MM: De onde surge este teu interesse sonoro? Pretendes, de alguma forma, (re)construir um universo onírico através das paisagens sonoras que compões?
DG: O som interessa-me enquanto característica intrínseca de um determinado objeto. Por exemplo, o som das chaleiras está intimamente ligado ao próprio objeto. Nas cabaças, e mesmo não sendo uma relação tao direta, há uma associação da cabaça ao fabrico de diferentes instrumentos e isso deve-se como é obvio às suas potencialidades acústicas. Quando digo que me interessa mostrar aquilo que define e distingue um objeto, o som é muitas vezes umas dessas características diferenciadoras, e é nesse sentido que me interessa trabalhá-lo. Na performance/instalação Colunas de Ar, que apresentei na Galeria Quadrum e no Consulado de Portugal em São Paulo, o som é parte do objeto que dá mote à performance. São centenas de ocarinas provenientes dos 5 continentes que imitam sons de animais. Essa paisagem sonora resulta também de um som inerente ao próprio material. O que faço é tentar controlar os sons que os objetos me dão e dispôs-lo de forma a acentuar o absurdo. Acho que nesses trabalhos há um botão ativador de memórias, um jogo entre o real, que reconhecemos do objeto, e o inusitado que deriva da sua disposição e apresentação.
MM: Frequentemente no discurso em torno da tua obra surge a palavra dissecação, que se refere a uma separação e análise minuciosa das partes de um todo para que possamos compreender a sua estrutura e funcionamento.

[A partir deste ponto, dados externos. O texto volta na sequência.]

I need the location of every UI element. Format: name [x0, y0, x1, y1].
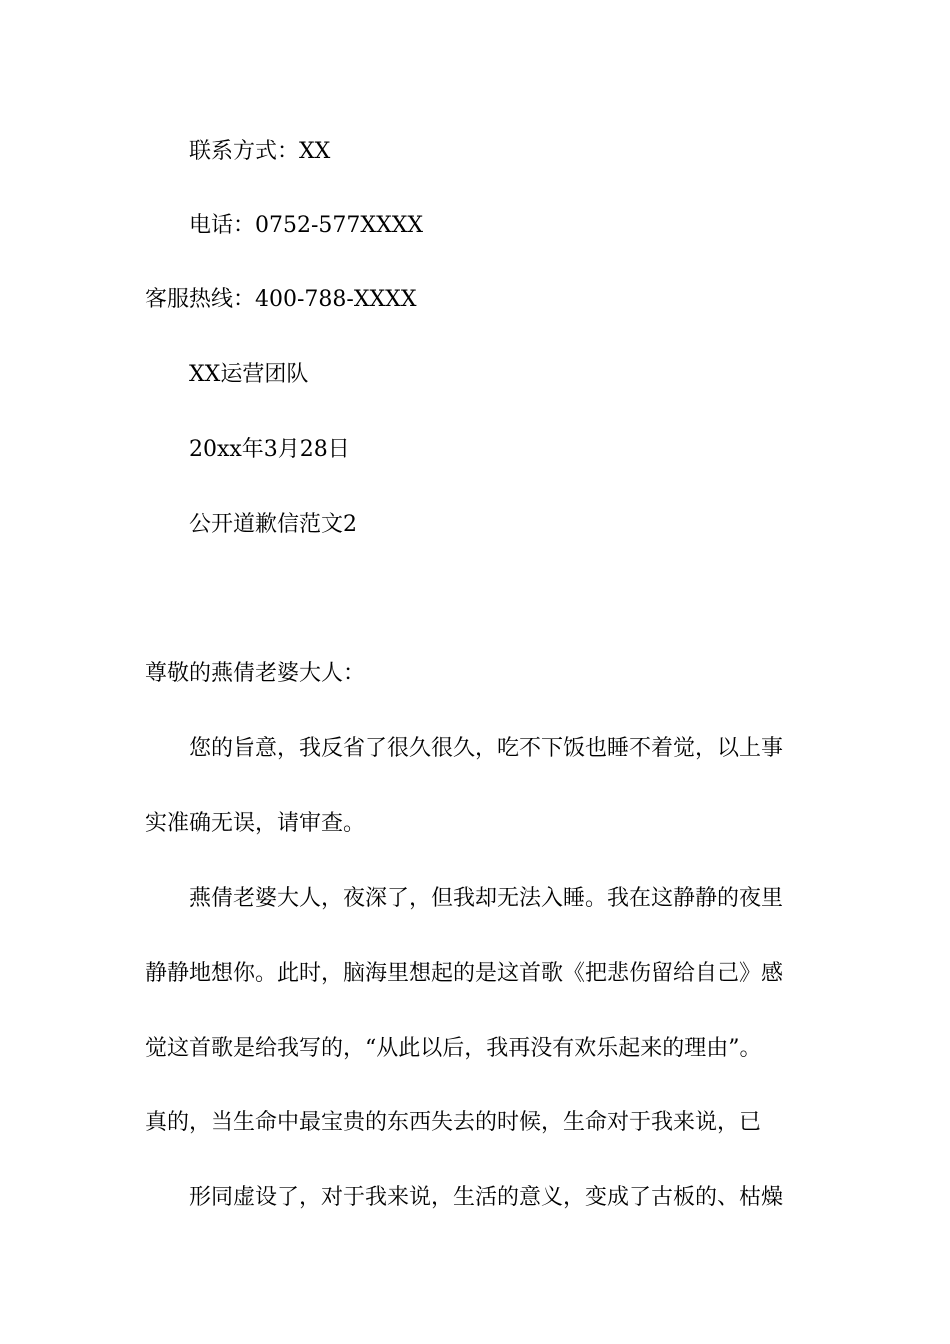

Neste caso, a dissecação surge, sobretudo, como um processo de descoberta dos objetos, dos materiais, da sua plasticidade, história, função e sonoridade. Em primeiro lugar, pergunto: De onde surgiu o teu fascínio por este processo de investigação que, embora seja comum em inúmeras áreas do conhecimento, parece distante do universo artístico? Depois, gostaria também de compreender qual o teu objetivo com esta metodologia de trabalho. Estás interessada no processo - enquanto tal - ou, pelo contrário, procuras encontrar, através da dissecação, uma verdade velada nos objetos?

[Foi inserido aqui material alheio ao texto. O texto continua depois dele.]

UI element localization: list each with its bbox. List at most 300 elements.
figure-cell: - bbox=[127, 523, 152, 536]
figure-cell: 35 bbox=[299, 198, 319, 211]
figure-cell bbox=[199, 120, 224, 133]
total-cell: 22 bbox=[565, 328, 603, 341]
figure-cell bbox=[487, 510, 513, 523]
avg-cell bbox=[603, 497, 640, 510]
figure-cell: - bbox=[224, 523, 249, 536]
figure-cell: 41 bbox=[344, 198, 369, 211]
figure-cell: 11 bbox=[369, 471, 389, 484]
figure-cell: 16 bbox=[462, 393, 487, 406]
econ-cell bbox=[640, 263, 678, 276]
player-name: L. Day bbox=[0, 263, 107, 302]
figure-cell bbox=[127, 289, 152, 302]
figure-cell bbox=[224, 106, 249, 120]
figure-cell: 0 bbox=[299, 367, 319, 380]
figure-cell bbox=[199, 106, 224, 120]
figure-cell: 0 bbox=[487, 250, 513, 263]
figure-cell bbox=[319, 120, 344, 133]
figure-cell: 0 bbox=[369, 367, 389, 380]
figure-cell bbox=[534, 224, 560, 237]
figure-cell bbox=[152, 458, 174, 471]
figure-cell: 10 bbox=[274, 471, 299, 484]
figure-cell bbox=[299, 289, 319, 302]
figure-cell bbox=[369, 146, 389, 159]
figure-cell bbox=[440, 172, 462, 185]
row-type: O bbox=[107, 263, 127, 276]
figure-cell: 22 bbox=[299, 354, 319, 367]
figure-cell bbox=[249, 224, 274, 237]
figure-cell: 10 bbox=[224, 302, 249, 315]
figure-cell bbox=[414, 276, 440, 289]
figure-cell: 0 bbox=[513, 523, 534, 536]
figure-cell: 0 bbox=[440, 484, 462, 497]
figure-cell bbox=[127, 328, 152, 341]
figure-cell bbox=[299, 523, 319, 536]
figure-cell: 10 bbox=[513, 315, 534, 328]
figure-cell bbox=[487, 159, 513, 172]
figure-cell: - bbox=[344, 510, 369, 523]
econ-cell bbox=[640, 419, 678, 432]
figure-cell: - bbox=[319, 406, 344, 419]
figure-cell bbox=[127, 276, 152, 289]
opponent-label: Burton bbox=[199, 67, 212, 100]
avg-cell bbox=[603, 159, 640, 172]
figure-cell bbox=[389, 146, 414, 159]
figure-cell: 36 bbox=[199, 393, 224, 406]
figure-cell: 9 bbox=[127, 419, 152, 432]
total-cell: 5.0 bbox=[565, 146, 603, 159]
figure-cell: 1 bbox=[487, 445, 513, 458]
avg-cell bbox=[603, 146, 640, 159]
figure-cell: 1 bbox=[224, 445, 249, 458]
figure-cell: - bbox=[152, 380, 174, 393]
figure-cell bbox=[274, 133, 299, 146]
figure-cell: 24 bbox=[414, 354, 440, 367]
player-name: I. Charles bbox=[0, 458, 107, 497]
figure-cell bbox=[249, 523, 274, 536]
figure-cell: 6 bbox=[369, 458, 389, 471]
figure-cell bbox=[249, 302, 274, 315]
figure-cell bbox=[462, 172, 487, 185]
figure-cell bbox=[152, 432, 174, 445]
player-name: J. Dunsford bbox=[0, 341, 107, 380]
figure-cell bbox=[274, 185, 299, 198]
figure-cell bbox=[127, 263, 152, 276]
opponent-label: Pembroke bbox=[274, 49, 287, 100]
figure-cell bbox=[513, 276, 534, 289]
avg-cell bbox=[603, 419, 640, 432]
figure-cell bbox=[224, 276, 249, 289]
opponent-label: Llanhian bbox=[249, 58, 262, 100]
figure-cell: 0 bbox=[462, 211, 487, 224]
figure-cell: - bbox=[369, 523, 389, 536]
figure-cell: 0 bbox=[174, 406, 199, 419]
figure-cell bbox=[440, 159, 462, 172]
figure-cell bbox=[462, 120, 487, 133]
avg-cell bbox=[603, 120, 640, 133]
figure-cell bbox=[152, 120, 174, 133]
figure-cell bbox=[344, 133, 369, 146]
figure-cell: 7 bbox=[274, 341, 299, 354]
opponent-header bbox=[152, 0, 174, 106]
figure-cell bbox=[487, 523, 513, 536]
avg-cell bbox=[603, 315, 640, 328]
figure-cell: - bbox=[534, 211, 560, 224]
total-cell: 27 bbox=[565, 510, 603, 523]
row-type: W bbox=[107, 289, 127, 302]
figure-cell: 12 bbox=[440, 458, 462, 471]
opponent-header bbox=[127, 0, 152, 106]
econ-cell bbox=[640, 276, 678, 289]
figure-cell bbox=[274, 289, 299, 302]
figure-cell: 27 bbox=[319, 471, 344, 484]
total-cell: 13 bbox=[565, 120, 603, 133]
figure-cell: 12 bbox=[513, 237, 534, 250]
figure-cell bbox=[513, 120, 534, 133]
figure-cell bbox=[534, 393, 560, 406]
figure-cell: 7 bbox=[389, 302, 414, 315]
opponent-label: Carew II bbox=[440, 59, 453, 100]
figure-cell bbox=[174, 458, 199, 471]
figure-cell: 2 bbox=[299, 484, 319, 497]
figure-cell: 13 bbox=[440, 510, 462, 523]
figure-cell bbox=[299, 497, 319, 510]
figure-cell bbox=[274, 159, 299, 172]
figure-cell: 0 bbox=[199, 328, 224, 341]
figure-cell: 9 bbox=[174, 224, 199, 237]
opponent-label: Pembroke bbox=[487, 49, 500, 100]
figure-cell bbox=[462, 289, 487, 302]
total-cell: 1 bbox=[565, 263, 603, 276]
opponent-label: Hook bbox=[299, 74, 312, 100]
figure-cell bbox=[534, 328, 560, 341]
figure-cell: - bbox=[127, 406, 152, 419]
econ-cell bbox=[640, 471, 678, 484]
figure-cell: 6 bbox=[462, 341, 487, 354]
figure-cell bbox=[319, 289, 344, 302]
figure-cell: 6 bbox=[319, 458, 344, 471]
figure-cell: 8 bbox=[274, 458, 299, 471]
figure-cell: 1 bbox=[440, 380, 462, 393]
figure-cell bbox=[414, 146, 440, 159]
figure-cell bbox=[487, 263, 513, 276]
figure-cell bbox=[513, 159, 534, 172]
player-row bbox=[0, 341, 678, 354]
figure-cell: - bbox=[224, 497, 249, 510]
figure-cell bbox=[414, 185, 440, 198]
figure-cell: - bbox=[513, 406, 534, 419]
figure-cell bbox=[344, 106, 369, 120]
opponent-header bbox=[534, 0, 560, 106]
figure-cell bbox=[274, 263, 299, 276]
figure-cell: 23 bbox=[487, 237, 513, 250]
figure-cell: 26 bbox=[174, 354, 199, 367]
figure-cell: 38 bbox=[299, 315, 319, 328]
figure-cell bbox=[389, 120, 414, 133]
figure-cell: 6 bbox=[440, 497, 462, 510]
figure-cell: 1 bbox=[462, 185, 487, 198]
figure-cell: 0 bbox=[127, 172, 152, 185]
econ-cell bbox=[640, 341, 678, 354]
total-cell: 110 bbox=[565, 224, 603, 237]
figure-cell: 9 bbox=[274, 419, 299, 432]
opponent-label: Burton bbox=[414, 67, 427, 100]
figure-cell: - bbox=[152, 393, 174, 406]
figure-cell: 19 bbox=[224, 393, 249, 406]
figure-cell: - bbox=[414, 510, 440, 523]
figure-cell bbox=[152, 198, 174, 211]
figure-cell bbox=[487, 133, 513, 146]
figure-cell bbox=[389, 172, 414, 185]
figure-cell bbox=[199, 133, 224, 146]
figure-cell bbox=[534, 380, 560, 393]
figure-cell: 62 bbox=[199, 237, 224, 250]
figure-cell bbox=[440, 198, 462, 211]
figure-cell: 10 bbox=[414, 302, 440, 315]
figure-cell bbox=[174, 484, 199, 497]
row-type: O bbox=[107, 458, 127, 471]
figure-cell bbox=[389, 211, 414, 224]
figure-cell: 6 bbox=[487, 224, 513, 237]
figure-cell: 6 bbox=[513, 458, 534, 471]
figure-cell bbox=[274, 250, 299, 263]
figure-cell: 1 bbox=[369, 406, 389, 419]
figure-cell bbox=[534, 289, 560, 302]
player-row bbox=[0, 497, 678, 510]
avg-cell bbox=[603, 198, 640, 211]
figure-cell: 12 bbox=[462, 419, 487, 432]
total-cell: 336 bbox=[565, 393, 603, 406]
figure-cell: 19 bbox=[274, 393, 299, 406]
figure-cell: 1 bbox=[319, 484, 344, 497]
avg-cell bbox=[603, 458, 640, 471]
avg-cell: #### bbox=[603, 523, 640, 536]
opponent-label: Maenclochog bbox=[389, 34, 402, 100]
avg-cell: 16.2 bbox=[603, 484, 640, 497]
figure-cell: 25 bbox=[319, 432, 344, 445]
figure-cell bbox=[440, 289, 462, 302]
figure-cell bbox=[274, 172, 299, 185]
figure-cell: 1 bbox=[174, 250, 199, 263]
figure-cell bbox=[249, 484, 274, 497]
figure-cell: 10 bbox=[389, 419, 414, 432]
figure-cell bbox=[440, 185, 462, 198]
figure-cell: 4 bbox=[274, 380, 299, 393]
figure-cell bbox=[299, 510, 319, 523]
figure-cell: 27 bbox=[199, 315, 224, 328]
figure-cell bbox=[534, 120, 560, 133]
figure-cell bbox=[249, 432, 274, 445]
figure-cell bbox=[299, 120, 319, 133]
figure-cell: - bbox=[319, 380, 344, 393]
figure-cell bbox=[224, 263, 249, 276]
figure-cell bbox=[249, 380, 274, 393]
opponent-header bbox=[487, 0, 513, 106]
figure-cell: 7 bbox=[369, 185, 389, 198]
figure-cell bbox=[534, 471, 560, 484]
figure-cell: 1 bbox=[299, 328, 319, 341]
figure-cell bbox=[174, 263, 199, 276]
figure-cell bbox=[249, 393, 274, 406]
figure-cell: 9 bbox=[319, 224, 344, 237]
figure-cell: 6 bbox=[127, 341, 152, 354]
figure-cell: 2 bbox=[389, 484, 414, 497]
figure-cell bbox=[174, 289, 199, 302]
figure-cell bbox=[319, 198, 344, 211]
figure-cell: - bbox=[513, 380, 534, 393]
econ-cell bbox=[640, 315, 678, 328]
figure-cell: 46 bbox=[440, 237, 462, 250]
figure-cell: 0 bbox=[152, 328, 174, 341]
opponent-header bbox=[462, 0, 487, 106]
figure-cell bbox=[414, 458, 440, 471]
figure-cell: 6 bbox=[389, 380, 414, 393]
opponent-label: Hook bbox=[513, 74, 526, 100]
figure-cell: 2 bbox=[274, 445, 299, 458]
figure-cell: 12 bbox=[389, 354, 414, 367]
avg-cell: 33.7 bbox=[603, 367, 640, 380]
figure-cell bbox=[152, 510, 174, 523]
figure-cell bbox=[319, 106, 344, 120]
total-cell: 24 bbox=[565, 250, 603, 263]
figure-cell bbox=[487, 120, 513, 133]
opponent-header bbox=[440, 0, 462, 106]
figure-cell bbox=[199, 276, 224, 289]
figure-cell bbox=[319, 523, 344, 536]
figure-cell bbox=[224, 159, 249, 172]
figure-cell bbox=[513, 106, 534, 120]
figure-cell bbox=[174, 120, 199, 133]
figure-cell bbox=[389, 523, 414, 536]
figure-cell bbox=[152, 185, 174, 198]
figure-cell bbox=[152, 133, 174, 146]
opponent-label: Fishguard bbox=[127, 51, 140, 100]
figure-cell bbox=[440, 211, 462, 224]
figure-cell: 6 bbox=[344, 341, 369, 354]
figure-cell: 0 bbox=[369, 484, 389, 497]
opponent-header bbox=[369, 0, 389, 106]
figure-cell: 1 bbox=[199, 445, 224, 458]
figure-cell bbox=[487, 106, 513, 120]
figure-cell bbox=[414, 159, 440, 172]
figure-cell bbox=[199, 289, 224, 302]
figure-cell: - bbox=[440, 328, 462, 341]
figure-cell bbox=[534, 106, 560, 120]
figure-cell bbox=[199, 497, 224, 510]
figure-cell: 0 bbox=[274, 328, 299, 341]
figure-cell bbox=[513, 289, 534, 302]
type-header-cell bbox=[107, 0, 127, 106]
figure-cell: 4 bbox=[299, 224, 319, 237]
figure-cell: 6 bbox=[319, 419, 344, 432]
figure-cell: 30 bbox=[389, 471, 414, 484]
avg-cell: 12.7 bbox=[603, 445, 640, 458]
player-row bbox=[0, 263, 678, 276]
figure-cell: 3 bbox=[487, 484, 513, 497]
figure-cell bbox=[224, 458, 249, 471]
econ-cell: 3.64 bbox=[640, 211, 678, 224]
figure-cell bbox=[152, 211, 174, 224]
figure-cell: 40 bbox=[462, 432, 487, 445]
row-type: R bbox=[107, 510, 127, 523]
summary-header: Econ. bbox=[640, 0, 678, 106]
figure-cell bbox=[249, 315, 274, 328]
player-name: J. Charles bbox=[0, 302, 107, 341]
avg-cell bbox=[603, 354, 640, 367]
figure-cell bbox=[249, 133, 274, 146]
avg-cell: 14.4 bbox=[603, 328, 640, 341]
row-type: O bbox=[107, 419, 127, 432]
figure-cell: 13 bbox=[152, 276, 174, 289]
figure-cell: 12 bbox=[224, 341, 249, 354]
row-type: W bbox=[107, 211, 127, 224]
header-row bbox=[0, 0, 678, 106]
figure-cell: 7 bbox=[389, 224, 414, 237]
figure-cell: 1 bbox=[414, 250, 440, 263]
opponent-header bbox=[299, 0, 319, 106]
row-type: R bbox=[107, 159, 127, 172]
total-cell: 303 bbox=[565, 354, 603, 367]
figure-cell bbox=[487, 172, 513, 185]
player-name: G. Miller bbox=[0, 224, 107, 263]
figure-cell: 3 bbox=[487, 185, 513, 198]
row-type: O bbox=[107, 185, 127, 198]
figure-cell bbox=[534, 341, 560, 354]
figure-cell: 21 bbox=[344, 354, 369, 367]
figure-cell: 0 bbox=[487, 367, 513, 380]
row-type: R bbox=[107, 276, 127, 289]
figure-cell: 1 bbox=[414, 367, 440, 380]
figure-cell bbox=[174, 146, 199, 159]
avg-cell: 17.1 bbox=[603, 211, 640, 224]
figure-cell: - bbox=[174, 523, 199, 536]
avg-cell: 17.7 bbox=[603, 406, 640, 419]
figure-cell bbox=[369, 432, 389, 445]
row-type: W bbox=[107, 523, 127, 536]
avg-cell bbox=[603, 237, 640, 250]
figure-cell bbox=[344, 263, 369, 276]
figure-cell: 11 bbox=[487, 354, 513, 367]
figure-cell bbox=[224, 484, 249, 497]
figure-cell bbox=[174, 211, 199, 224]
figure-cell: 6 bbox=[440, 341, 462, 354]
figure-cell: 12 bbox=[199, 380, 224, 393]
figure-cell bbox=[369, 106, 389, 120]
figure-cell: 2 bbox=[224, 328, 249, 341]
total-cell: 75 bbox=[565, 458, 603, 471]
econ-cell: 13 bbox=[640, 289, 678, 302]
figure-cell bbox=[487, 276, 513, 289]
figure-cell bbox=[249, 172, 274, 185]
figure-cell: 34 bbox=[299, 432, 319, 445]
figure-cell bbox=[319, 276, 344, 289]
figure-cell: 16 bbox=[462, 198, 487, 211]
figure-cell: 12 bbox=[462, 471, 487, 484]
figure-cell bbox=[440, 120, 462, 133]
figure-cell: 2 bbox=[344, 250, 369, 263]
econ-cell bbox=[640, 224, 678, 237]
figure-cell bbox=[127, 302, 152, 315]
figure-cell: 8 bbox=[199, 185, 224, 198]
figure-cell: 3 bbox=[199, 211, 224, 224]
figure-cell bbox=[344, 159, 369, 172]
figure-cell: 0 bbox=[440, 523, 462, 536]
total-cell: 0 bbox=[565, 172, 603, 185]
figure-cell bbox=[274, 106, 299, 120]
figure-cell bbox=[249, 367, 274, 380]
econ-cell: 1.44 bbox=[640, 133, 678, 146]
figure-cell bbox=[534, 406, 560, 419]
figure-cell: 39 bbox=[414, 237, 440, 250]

DG: Não sei exatamente onde surgiu esse fascínio. Na verdade, creio que vem da curiosidade em saber como são feitas as coisas, como reagem os materiais a uma determinada cor ou matéria, à passagem do tempo, à relação com outros materiais…falo sobretudo do ponto de vista processual. Sempre tive essa curiosidade não só no atelier como no dia a dia. Agora, quando falo em dissecar, falo obviamente no sentido metafórico, refiro-me à observação, ao conhecimento do objeto e das especificidades que o tornam único. As minhas peças são muitas vezes o gesto de apresentar essas singularidades - como se escavasse um túnel na montanha para dar a ver o outro lado das coisas. A poesia faz-se muitas vezes nessa linha reta, e por vezes literal, de perceção do objeto. Outras vezes acontece precisamente o contrário. Quando o objeto já tem essa leitura linear, construo caminhos à volta da montanha para mostrar que essa perceção imediata pode esconder caminhos, histórias, relações, processos mais interessantes do que o seu fim. Nesse sentido, acho que a dissecação é um processo bastante comum a vários artistas, pelo menos a ilusão que podemos encontrar "verdades veladas" num caminho processual com um olhar livre e curioso sobre o que nos rodeia.

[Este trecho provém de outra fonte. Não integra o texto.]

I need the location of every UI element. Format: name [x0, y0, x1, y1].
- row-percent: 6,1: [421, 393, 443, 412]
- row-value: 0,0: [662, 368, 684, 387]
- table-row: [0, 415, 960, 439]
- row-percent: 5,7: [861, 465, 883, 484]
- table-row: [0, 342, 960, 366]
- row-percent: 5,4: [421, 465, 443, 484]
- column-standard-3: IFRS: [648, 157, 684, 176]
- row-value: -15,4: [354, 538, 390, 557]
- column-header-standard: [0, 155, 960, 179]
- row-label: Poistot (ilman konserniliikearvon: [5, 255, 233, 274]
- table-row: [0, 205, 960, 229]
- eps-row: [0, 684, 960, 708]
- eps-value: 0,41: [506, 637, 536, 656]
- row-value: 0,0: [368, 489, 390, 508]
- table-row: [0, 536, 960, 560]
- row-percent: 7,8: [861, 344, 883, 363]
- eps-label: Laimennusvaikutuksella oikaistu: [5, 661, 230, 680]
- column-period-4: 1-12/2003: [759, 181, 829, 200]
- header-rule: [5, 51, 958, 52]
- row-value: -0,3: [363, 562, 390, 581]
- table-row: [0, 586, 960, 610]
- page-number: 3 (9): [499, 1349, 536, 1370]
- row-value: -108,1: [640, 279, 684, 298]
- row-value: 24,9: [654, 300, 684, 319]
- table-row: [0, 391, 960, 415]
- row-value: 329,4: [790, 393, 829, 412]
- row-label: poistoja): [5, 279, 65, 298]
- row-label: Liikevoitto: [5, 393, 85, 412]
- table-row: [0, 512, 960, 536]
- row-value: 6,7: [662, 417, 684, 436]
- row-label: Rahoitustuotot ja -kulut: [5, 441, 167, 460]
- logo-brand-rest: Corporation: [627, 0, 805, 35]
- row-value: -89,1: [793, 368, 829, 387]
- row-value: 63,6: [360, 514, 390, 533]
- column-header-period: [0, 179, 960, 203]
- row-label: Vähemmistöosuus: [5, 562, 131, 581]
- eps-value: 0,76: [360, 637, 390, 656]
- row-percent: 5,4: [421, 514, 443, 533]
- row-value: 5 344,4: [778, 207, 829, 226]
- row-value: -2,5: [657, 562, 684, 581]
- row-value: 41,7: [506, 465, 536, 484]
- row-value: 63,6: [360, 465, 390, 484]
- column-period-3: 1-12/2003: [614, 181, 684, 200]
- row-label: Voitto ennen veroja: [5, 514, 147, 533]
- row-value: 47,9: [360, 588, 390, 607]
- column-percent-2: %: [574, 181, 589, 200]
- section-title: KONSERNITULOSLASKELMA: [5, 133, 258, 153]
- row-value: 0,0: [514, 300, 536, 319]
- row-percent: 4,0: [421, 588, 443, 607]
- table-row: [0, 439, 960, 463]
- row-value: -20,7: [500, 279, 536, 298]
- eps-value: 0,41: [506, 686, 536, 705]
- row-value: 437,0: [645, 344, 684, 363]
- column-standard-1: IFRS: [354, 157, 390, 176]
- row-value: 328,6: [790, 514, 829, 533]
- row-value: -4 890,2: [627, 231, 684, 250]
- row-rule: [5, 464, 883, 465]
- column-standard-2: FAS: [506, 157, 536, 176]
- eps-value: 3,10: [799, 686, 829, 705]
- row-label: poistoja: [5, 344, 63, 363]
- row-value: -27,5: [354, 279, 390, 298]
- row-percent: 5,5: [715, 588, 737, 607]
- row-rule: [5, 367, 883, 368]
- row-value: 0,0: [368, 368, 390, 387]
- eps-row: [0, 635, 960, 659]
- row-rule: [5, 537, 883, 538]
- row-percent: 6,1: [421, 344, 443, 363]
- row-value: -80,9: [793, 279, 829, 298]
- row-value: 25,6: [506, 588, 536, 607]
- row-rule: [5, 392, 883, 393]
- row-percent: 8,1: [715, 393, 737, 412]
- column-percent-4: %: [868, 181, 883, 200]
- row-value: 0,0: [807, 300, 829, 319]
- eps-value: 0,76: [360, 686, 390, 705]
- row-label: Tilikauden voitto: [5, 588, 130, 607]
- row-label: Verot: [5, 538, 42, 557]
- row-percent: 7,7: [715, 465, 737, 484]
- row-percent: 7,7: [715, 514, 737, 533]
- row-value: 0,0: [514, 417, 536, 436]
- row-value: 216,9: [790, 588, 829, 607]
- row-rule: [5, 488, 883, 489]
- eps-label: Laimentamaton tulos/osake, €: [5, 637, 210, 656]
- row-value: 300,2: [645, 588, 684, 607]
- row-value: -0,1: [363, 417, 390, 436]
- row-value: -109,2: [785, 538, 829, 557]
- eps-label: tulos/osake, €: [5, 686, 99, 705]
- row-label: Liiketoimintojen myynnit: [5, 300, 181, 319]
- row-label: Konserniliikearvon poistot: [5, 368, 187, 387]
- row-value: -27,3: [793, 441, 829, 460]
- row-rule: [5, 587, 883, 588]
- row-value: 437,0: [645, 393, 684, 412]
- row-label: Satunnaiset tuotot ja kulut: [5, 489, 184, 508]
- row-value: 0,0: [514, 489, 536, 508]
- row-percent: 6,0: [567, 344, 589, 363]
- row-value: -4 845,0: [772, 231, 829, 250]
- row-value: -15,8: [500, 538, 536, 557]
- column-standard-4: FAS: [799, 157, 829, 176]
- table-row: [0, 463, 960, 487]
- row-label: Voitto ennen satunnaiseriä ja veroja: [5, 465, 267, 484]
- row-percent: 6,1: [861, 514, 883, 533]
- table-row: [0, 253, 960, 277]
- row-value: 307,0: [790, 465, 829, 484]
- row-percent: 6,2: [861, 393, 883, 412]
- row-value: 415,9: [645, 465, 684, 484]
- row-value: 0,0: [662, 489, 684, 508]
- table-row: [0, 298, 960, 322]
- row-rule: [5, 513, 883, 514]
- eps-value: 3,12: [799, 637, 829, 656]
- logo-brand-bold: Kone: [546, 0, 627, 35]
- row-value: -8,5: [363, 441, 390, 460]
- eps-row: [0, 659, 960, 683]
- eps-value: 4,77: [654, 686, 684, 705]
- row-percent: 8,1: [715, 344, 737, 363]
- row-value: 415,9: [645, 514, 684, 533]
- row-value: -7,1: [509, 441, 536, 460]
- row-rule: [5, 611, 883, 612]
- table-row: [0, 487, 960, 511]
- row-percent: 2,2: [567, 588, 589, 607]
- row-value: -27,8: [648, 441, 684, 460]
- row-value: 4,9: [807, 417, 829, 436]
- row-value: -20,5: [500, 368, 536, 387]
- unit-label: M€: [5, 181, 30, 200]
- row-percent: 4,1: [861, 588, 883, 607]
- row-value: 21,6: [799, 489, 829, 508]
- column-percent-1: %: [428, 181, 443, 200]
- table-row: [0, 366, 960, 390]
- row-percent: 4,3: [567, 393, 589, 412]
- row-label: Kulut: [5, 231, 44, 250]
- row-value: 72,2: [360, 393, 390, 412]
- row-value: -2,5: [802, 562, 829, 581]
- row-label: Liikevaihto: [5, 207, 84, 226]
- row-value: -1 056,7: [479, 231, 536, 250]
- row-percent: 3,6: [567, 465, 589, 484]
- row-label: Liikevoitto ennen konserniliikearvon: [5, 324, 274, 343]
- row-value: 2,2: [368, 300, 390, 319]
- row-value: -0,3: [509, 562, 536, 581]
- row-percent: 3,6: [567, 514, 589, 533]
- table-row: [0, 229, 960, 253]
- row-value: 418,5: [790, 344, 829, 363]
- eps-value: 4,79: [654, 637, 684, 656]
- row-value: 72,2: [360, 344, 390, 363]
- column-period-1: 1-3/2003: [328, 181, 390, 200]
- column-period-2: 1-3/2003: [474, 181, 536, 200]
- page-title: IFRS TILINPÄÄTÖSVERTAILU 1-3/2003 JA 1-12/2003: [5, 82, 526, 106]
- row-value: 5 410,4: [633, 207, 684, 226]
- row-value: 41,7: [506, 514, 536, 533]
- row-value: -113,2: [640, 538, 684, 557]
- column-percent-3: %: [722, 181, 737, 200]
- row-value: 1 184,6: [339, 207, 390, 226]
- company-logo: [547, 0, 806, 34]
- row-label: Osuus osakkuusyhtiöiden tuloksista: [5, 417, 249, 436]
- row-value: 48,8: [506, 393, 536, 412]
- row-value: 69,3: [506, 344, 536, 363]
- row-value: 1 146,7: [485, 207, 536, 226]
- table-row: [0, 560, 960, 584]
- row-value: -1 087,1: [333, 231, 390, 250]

MM: E que outros projetos se aproximam?
DG: No ano final de 2025 conto voltar a São Paulo para um projeto no espaço Fonte. No verão, vou apresentar um projeto na galeria Ocupa no Porto e, em 2026, tenho uma exposição marcada para o Kindered Projects, em Lisboa, e uma apresentação no Poush, em Paris. Aproximam-se também algumas exposições coletivas que ainda não estão totalmente fechadas.